Жажда справедливости. Избранный - Кунцевич Алексей. Страница 9
Очень удивленная девушка приняла книжечку, и руки ее задрожали, когда она прочла фамилию обладательницы документа.
—Ма… мама?— со слезами в голосе спросила она.— Как… как же это?
И тут из глаз девушки начисто прорвало, и Галя с воем стала оседать на пол. Она упала бы, если б не старик, который подхватил ее и удержал.
—Как это: «мама»?!— У еще ничего не соображавшей Шмаковой бегали глаза, она затравлено озиралась. И вдруг она осознала, что ей так знакомо в девушке. На площадке стояла и плакала копия Прасковьи Федоровны в восемнадцать лет. Тут проснулось в душе у Шмаковой почти двадцать лет спавшее материнское чувство, и она, зарыдав, стала подыматься.

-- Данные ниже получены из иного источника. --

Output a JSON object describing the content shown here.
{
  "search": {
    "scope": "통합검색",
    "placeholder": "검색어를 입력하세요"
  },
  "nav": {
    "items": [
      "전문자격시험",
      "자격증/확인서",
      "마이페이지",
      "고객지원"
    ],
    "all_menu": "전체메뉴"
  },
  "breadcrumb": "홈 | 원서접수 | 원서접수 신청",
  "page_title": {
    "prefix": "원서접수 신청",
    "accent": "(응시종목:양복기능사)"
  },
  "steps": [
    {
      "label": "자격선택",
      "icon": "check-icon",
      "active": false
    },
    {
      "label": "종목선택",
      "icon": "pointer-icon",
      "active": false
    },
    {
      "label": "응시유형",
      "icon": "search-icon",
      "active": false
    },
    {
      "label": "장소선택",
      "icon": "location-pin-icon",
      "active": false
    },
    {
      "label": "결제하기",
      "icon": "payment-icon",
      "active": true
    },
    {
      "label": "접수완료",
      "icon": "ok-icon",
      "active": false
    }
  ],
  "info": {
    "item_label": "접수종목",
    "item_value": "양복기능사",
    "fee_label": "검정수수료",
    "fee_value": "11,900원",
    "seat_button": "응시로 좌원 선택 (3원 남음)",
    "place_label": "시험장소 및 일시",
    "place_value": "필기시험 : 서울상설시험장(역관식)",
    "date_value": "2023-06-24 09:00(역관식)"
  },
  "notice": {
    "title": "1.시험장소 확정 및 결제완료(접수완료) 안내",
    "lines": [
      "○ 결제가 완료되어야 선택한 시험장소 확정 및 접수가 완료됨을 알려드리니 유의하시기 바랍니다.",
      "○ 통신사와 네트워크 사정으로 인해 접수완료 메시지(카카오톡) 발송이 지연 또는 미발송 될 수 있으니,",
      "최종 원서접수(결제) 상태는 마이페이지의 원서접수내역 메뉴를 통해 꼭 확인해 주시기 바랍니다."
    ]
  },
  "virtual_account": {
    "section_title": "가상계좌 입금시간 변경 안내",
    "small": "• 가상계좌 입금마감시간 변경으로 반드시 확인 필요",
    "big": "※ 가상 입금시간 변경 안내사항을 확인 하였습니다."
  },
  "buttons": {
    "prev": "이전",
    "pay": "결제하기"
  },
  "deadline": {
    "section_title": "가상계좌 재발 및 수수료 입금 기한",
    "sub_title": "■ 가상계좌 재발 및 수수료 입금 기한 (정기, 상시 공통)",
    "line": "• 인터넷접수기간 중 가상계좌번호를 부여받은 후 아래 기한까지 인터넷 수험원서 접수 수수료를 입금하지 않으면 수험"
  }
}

Галя бросилась на шею своей невесть откуда взявшейся матери и, давясь слезами, радостью, приливом любви, воскликнула:
—Мамочка… ма… мамочка! Где же ты была?
Дело бы совсем не кончилось, кабы не жители подъезда, переполняемые любопытством. В общем, пора было удаляться, и мать с дочерью в обнимку стали подниматься в квартиру Галины Петровны, где та проживала со своим мужем.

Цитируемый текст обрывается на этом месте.